The use of a commissary can also help restaurants get better pricing on food and streamline deliveries. “If you grill 1,000 pounds of chicken a week, with a consolidated kitchen, you can buy 1,500 pounds to have a little extra at one shot and have it delivered to one place rather than just buying 200 or 300 pounds here or there,” Moeller adds. “Now you have economies of scale.”
Front of the House Trends
//3877, a Washington, D.C.-based architecture and design firm, shares his thoughts on what’s trending in restaurants when it comes to front-of-the-house and seating design.David Tracz, partner at
Lighting: Today’s LED lights offer more warmth and dimming capabilities than ever before.
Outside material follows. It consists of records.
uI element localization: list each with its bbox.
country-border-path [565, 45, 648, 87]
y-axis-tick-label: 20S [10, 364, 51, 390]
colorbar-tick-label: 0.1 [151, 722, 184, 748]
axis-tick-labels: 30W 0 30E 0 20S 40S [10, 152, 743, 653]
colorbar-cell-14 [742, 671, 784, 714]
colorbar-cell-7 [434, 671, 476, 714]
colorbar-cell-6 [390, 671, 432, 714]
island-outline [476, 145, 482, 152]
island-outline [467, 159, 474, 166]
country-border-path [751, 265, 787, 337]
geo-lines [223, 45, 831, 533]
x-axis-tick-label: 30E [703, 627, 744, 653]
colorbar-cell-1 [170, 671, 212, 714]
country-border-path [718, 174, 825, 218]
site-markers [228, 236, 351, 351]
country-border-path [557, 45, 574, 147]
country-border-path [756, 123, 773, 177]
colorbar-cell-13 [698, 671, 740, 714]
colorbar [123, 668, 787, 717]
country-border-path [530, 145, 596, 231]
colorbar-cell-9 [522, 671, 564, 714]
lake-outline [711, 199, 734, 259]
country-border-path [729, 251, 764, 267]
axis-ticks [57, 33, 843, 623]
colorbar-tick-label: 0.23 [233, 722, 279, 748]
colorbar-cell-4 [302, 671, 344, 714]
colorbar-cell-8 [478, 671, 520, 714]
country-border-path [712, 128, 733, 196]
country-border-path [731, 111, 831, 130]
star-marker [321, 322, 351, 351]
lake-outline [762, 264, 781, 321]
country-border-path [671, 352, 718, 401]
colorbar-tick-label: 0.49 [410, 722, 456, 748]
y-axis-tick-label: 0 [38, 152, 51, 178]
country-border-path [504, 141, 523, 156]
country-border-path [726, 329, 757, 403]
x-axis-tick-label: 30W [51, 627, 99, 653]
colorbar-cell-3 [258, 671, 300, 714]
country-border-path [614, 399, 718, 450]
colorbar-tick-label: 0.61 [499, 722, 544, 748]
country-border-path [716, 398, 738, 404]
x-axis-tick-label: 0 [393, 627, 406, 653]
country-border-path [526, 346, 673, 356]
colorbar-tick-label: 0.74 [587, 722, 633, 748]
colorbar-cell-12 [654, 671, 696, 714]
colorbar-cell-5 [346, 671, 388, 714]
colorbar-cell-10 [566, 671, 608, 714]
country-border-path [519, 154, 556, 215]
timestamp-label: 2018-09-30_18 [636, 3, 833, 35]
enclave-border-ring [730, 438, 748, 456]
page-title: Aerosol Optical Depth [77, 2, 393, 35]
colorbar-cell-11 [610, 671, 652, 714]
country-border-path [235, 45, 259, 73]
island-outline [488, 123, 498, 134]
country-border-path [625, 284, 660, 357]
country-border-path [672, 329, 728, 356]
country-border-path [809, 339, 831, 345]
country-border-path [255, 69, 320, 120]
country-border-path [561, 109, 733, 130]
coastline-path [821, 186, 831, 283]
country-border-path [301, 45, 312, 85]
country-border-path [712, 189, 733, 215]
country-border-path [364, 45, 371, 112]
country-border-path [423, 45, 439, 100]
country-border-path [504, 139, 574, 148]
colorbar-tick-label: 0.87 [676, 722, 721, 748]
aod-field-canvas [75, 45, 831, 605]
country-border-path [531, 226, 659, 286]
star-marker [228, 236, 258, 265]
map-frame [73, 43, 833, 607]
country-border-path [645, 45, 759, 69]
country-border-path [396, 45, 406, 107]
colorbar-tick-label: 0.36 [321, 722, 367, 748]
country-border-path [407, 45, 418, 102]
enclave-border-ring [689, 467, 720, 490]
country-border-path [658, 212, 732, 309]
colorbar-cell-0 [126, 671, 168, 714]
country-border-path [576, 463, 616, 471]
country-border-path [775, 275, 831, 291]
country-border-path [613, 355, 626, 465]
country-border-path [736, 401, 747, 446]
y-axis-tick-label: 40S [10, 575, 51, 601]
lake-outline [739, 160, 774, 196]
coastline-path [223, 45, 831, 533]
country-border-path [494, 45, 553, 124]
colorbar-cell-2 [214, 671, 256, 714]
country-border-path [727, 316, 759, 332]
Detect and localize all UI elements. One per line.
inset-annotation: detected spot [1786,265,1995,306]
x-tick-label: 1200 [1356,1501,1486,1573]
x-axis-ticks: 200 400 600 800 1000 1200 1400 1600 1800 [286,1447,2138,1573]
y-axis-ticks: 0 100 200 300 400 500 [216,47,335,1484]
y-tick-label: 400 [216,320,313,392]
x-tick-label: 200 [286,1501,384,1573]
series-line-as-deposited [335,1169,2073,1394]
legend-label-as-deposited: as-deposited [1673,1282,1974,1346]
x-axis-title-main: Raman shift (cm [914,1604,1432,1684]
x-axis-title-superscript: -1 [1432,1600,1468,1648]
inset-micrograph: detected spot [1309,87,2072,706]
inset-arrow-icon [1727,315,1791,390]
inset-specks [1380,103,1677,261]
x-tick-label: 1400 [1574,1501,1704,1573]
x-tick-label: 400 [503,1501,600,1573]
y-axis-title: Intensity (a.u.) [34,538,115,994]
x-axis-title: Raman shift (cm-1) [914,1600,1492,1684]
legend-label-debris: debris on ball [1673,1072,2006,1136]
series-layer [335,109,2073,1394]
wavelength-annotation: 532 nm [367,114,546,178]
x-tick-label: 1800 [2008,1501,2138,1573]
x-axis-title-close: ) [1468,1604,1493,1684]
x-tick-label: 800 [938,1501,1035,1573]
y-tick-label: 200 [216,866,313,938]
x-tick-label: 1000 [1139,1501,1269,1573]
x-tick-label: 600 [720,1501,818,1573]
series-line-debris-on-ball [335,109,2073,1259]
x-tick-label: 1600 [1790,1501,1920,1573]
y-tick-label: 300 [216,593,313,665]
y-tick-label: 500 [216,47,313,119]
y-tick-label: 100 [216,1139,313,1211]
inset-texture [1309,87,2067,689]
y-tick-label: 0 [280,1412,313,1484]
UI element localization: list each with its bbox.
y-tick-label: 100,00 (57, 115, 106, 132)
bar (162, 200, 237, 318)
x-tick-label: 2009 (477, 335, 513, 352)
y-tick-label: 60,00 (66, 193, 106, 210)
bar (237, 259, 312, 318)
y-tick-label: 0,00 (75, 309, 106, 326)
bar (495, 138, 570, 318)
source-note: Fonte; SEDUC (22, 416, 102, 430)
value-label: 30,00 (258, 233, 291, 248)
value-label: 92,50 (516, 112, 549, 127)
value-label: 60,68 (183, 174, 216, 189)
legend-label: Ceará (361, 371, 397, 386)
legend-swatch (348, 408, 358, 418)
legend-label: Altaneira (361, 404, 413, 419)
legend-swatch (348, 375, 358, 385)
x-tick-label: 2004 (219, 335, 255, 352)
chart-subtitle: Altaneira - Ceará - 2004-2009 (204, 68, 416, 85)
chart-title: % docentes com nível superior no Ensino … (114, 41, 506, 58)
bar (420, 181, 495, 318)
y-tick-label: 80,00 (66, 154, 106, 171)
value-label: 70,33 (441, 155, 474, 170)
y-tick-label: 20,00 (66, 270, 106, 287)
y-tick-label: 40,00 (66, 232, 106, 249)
Custom millwork: Concrete, steel and industrial materials and fixtures have given way to a rise in natural woods and even luxury vinyl tile meant to look like wood.
Compartmentalized seating: Rather than create permanent dividers, breaking up the dining area by using different types of seating and flow can help create more private areas as well as areas that can be closed off when not in use.
More greenery: Now that consumers are more used to and even prefer dining outdoors, designers are looking to bring a bit of the outdoors back inside for that natural look and energizing feel.
Outdoor: Permanent heaters and seating as well as roll-up doors, windows and roofs that protect against the elements have replaced makeshift tents from the pandemic.